French retailer Carrefour is testing a new labelling system on its products to inform customers of the environmental impact of the product.
The Eco-score will be displayed on all food products sold under national and private-label brands.
The Eco-score system has been designed by a group of independent players in the field of consumer product information, such as Yuka, Open Food Facts, Eco2 initiative.
It is open to the public and has been adopted by Carrefour without the need for modification.
The score analyses the life cycle of a product and is then able to draw conclusions on its environmental impact.
The methodology is based on the list of 15 indicators in the Agribalyse database established by the ADEME (Agencie De La Transition Ecologique).
This list is then completed by a bonus/malus system taking into account other complementary factors, such as organic origin, geographical origin, transport, packaging, among others.
Similarly to Nutri-Score, all food products are rated from A to E, with the label displayed on the packaging.
In March of this year, Belgian retailer Colruyt introduced the Eco-Score feature to its Boni Selection range via its SmartWithFood app.

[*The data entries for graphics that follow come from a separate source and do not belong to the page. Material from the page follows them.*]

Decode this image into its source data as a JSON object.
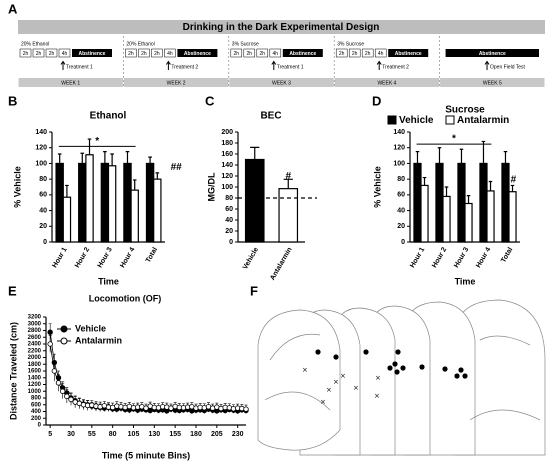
{
  "panel_labels": [
    "A",
    "B",
    "C",
    "D",
    "E",
    "F"
  ],
  "design": {
    "title": "Drinking in the Dark Experimental Design",
    "weeks": [
      {
        "label": "WEEK 1",
        "solution": "20% Ethanol",
        "sessions": [
          "2h",
          "2h",
          "2h",
          "4h"
        ],
        "abstinence": "Abstinence",
        "treatment": "Treatment 1"
      },
      {
        "label": "WEEK 2",
        "solution": "20% Ethanol",
        "sessions": [
          "2h",
          "2h",
          "2h",
          "4h"
        ],
        "abstinence": "Abstinence",
        "treatment": "Treatment 2"
      },
      {
        "label": "WEEK 3",
        "solution": "3% Sucrose",
        "sessions": [
          "2h",
          "2h",
          "2h",
          "4h"
        ],
        "abstinence": "Abstinence",
        "treatment": "Treatment 1"
      },
      {
        "label": "WEEK 4",
        "solution": "3% Sucrose",
        "sessions": [
          "2h",
          "2h",
          "2h",
          "4h"
        ],
        "abstinence": "Abstinence",
        "treatment": "Treatment 2"
      },
      {
        "label": "WEEK 5",
        "abstinence": "Abstinence",
        "treatment": "Open Field Test"
      }
    ]
  },
  "chart_data": [
    {
      "type": "bar",
      "title": "Ethanol",
      "categories": [
        "Hour 1",
        "Hour 2",
        "Hour 3",
        "Hour 4",
        "Total"
      ],
      "series": [
        {
          "color": "#000000",
          "values": [
            100,
            100,
            100,
            100,
            100
          ],
          "errors": [
            12,
            13,
            15,
            15,
            8
          ]
        },
        {
          "color": "#ffffff",
          "values": [
            57,
            111,
            97,
            66,
            80
          ],
          "errors": [
            15,
            20,
            15,
            13,
            8
          ]
        }
      ],
      "xlabel": "Time",
      "ylabel": "% Vehicle",
      "ylim": [
        0,
        140
      ],
      "yticks": [
        0,
        20,
        40,
        60,
        80,
        100,
        120,
        140
      ],
      "annotations": [
        "*",
        "##"
      ],
      "legend": false
    },
    {
      "type": "bar",
      "title": "BEC",
      "categories": [
        "Vehicle",
        "Antalarmin"
      ],
      "values": [
        150,
        97
      ],
      "errors": [
        22,
        17
      ],
      "colors": [
        "#000000",
        "#ffffff"
      ],
      "ylabel": "MG/DL",
      "ylim": [
        0,
        200
      ],
      "yticks": [
        0,
        20,
        40,
        60,
        80,
        100,
        120,
        140,
        160,
        180,
        200
      ],
      "reference_line": 80,
      "annotations": [
        "#"
      ],
      "legend": false
    },
    {
      "type": "bar",
      "title": "Sucrose",
      "categories": [
        "Hour 1",
        "Hour 2",
        "Hour 3",
        "Hour 4",
        "Total"
      ],
      "series": [
        {
          "name": "Vehicle",
          "color": "#000000",
          "values": [
            100,
            100,
            100,
            100,
            100
          ],
          "errors": [
            15,
            20,
            18,
            28,
            15
          ]
        },
        {
          "name": "Antalarmin",
          "color": "#ffffff",
          "values": [
            72,
            58,
            49,
            65,
            64
          ],
          "errors": [
            10,
            12,
            10,
            12,
            8
          ]
        }
      ],
      "xlabel": "Time",
      "ylabel": "% Vehicle",
      "ylim": [
        0,
        140
      ],
      "yticks": [
        0,
        20,
        40,
        60,
        80,
        100,
        120,
        140
      ],
      "annotations": [
        "*",
        "#"
      ],
      "legend": true
    },
    {
      "type": "line",
      "title": "Locomotion (OF)",
      "x": [
        5,
        10,
        15,
        20,
        25,
        30,
        35,
        40,
        45,
        50,
        55,
        60,
        65,
        70,
        75,
        80,
        85,
        90,
        95,
        100,
        105,
        110,
        115,
        120,
        125,
        130,
        135,
        140,
        145,
        150,
        155,
        160,
        165,
        170,
        175,
        180,
        185,
        190,
        195,
        200,
        205,
        210,
        215,
        220,
        225,
        230,
        235,
        240
      ],
      "series": [
        {
          "name": "Vehicle",
          "color": "#000000",
          "marker_fill": "#000000",
          "values": [
            2750,
            1850,
            1400,
            1100,
            950,
            800,
            720,
            650,
            620,
            600,
            560,
            540,
            520,
            500,
            520,
            480,
            470,
            500,
            460,
            450,
            480,
            440,
            470,
            450,
            430,
            460,
            440,
            450,
            420,
            470,
            440,
            430,
            450,
            460,
            420,
            440,
            450,
            430,
            470,
            440,
            420,
            450,
            430,
            460,
            440,
            420,
            450,
            430
          ],
          "errors": [
            250,
            250,
            200,
            180,
            160,
            150,
            140,
            130,
            120,
            120,
            110,
            110,
            100,
            100,
            100,
            100,
            100,
            100,
            100,
            100,
            90,
            90,
            90,
            90,
            90,
            90,
            90,
            90,
            90,
            90,
            90,
            90,
            90,
            90,
            90,
            90,
            90,
            90,
            90,
            90,
            90,
            90,
            90,
            90,
            90,
            90,
            90,
            90
          ]
        },
        {
          "name": "Antalarmin",
          "color": "#000000",
          "marker_fill": "#ffffff",
          "values": [
            2400,
            1600,
            1250,
            1000,
            850,
            760,
            680,
            640,
            600,
            580,
            590,
            560,
            540,
            570,
            530,
            520,
            560,
            540,
            520,
            550,
            510,
            530,
            540,
            500,
            560,
            520,
            510,
            540,
            530,
            500,
            550,
            520,
            510,
            530,
            540,
            500,
            520,
            510,
            540,
            500,
            530,
            490,
            520,
            510,
            480,
            500,
            490,
            470
          ],
          "errors": [
            250,
            300,
            250,
            220,
            200,
            180,
            170,
            160,
            150,
            150,
            140,
            140,
            140,
            130,
            130,
            130,
            130,
            130,
            120,
            120,
            120,
            120,
            120,
            120,
            120,
            120,
            120,
            120,
            120,
            120,
            120,
            120,
            120,
            120,
            120,
            120,
            120,
            120,
            120,
            120,
            120,
            120,
            120,
            120,
            120,
            120,
            120,
            120
          ]
        }
      ],
      "xlabel": "Time (5 minute Bins)",
      "ylabel": "Distance Traveled (cm)",
      "xlim": [
        0,
        240
      ],
      "xticks": [
        5,
        30,
        55,
        80,
        105,
        130,
        155,
        180,
        205,
        230
      ],
      "ylim": [
        0,
        3200
      ],
      "yticks": [
        0,
        200,
        400,
        600,
        800,
        1000,
        1200,
        1400,
        1600,
        1800,
        2000,
        2200,
        2400,
        2600,
        2800,
        3000,
        3200
      ],
      "legend": true
    }
  ]
}
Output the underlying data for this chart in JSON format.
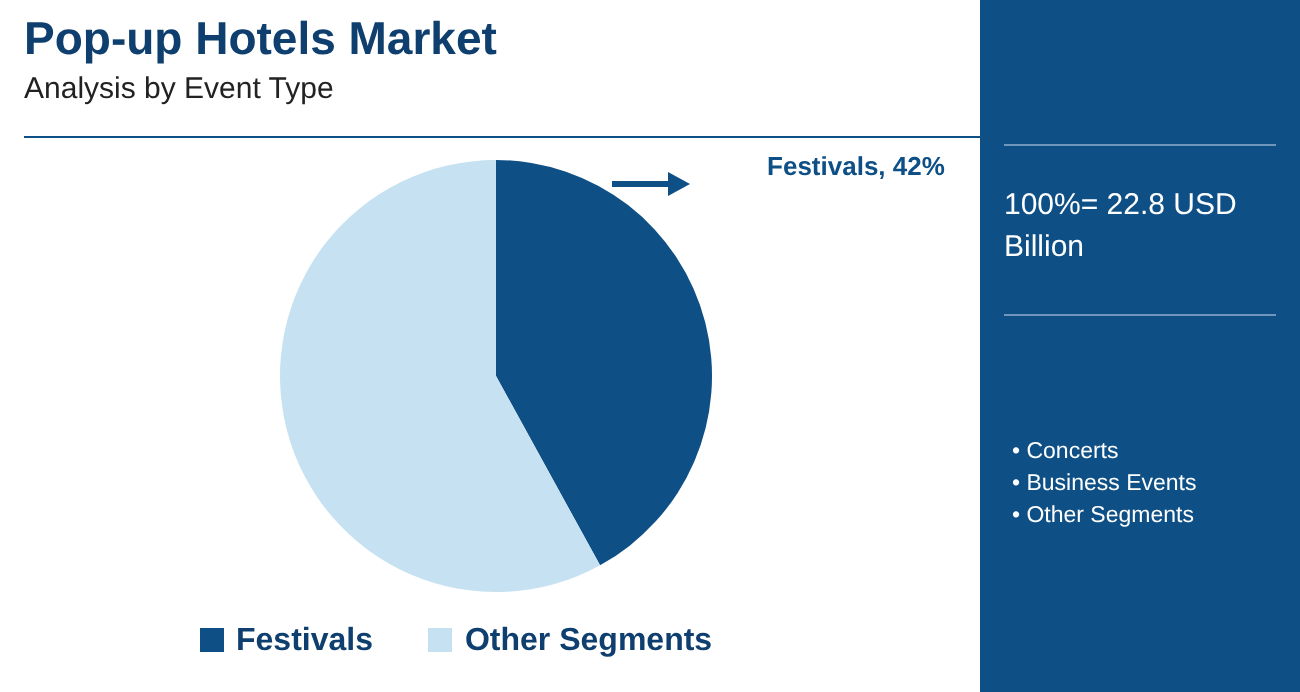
{
  "chart_data": {
    "type": "pie",
    "title": "Pop-up Hotels Market",
    "subtitle": "Analysis by Event Type",
    "categories": [
      "Festivals",
      "Other Segments"
    ],
    "values": [
      42,
      58
    ],
    "colors": [
      "#0e4f86",
      "#c6e1f1"
    ],
    "value_labels": [
      "Festivals, 42%",
      null
    ],
    "legend": "bottom",
    "annotations": [
      "100%= 22.8 USD Billion",
      "• Concerts",
      "• Business Events",
      "• Other Segments"
    ]
  }
}
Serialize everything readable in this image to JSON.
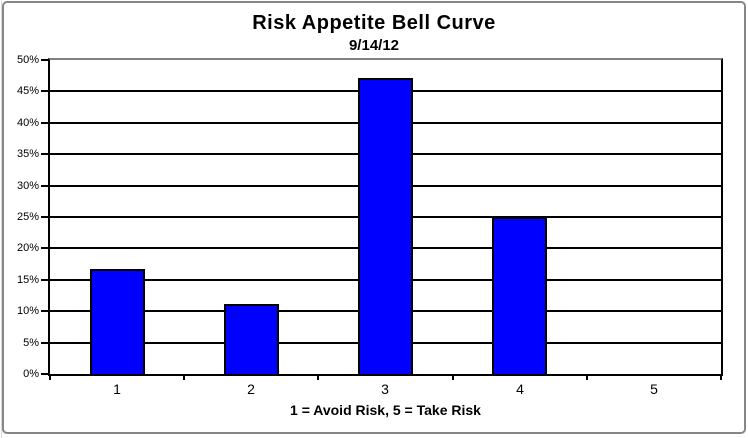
{
  "chart_data": {
    "type": "bar",
    "title": "Risk Appetite Bell Curve",
    "subtitle": "9/14/12",
    "xlabel": "1 = Avoid Risk, 5 = Take Risk",
    "ylabel": "",
    "categories": [
      "1",
      "2",
      "3",
      "4",
      "5"
    ],
    "values": [
      16.7,
      11.1,
      47.2,
      25.0,
      0
    ],
    "y_tick_labels": [
      "0%",
      "5%",
      "10%",
      "15%",
      "20%",
      "25%",
      "30%",
      "35%",
      "40%",
      "45%",
      "50%"
    ],
    "ylim": [
      0,
      50
    ],
    "y_step": 5,
    "grid": "horizontal-black",
    "legend_position": "none",
    "bar_color": "#0000ff",
    "bar_border_color": "#000000",
    "gridline_color": "#000000",
    "plot_top_border_color": "#808080",
    "chart_border_color": "#868686",
    "background_color": "#ffffff"
  }
}
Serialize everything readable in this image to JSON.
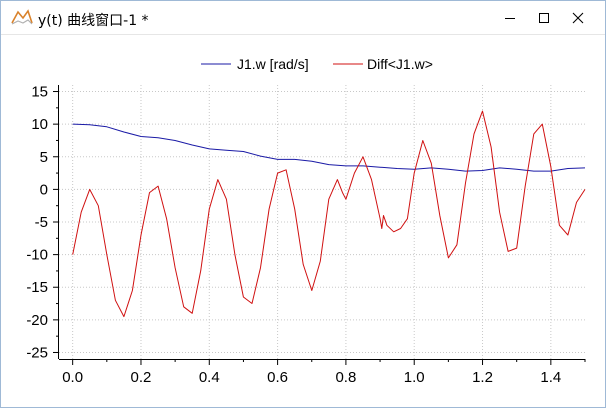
{
  "window": {
    "title": "y(t) 曲线窗口-1 *",
    "icons": {
      "app": "chart-icon",
      "minimize": "minimize-icon",
      "maximize": "maximize-icon",
      "close": "close-icon"
    }
  },
  "colors": {
    "series1": "#1a1aa6",
    "series2": "#d01010",
    "grid": "#c8c8c8",
    "axis": "#000000"
  },
  "chart_data": {
    "type": "line",
    "title": "",
    "xlabel": "",
    "ylabel": "",
    "xlim": [
      -0.04,
      1.5
    ],
    "ylim": [
      -26,
      16
    ],
    "xticks": [
      0.0,
      0.2,
      0.4,
      0.6,
      0.8,
      1.0,
      1.2,
      1.4
    ],
    "xtick_labels": [
      "0.0",
      "0.2",
      "0.4",
      "0.6",
      "0.8",
      "1.0",
      "1.2",
      "1.4"
    ],
    "yticks": [
      15,
      10,
      5,
      0,
      -5,
      -10,
      -15,
      -20,
      -25
    ],
    "ytick_labels": [
      "15",
      "10",
      "5",
      "0",
      "-5",
      "-10",
      "-15",
      "-20",
      "-25"
    ],
    "grid": true,
    "legend_position": "top",
    "series": [
      {
        "name": "J1.w [rad/s]",
        "color": "#1a1aa6",
        "x": [
          0.0,
          0.05,
          0.1,
          0.15,
          0.2,
          0.25,
          0.3,
          0.35,
          0.4,
          0.45,
          0.5,
          0.55,
          0.6,
          0.65,
          0.7,
          0.75,
          0.8,
          0.85,
          0.9,
          0.95,
          1.0,
          1.05,
          1.1,
          1.15,
          1.2,
          1.25,
          1.3,
          1.35,
          1.4,
          1.45,
          1.5
        ],
        "y": [
          10.0,
          9.9,
          9.6,
          8.8,
          8.1,
          7.9,
          7.5,
          6.8,
          6.2,
          6.0,
          5.8,
          5.1,
          4.6,
          4.6,
          4.3,
          3.8,
          3.6,
          3.6,
          3.4,
          3.2,
          3.1,
          3.3,
          3.1,
          2.8,
          2.9,
          3.3,
          3.1,
          2.8,
          2.8,
          3.2,
          3.3
        ]
      },
      {
        "name": "Diff<J1.w>",
        "color": "#d01010",
        "x": [
          0.0,
          0.025,
          0.05,
          0.075,
          0.1,
          0.125,
          0.15,
          0.175,
          0.2,
          0.225,
          0.25,
          0.275,
          0.3,
          0.325,
          0.35,
          0.375,
          0.4,
          0.425,
          0.45,
          0.475,
          0.5,
          0.525,
          0.55,
          0.575,
          0.6,
          0.625,
          0.65,
          0.675,
          0.7,
          0.725,
          0.75,
          0.775,
          0.79,
          0.8,
          0.825,
          0.85,
          0.875,
          0.9,
          0.905,
          0.91,
          0.92,
          0.94,
          0.96,
          0.98,
          1.0,
          1.025,
          1.05,
          1.075,
          1.1,
          1.125,
          1.15,
          1.175,
          1.2,
          1.225,
          1.25,
          1.275,
          1.3,
          1.325,
          1.35,
          1.375,
          1.4,
          1.425,
          1.45,
          1.475,
          1.5
        ],
        "y": [
          -10.0,
          -3.5,
          0.0,
          -2.5,
          -10.0,
          -17.0,
          -19.5,
          -15.5,
          -7.0,
          -0.5,
          0.5,
          -4.5,
          -12.0,
          -18.0,
          -19.0,
          -12.5,
          -3.0,
          1.5,
          -1.5,
          -10.0,
          -16.5,
          -17.5,
          -12.0,
          -3.0,
          2.5,
          3.0,
          -3.0,
          -11.5,
          -15.5,
          -11.0,
          -1.5,
          1.5,
          -0.5,
          -1.5,
          2.5,
          5.0,
          1.5,
          -4.5,
          -6.0,
          -4.0,
          -5.5,
          -6.5,
          -6.0,
          -4.5,
          2.5,
          7.5,
          4.0,
          -4.0,
          -10.5,
          -8.5,
          1.0,
          8.5,
          12.0,
          6.5,
          -3.5,
          -9.5,
          -9.0,
          0.5,
          8.5,
          10.0,
          3.5,
          -5.5,
          -7.0,
          -2.0,
          0.0
        ]
      }
    ]
  }
}
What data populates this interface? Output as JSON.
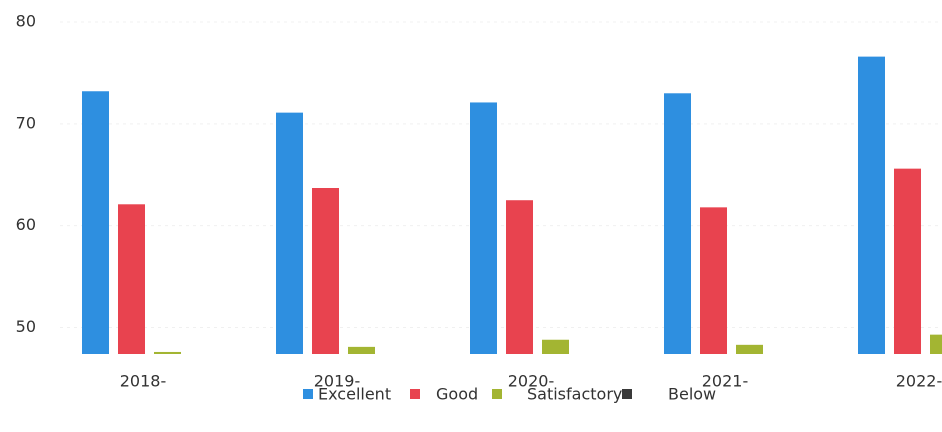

Carrefour hopes the indicator will be helpful for customers choosing which products they consume on a daily basis.
This awareness-raising approach allows everyone to choose products that have a lesser impact on the environment, including products from France, in bulk or with recyclable packaging, labelled products (organic, Label Rouge), or items that limit overfishing, deforestation, etc.
For example, a Carrefour wholemeal bread SKU, made with French wheat flour in a single partially recyclable packaging obtained a score of 88/100 and classified as A on Eco-score.
On the other hand, ham, made from European pork, with two packages, earned an E grade.
This experiment will allow Carrefour to analyse customer feedback and their expectations to highlight potential improvements in the calculation methodology.
The retailer hopes that other brands will join this movement by also displaying the Eco-score on their products.
In October of this year, the group plans to make the results of this experiment public.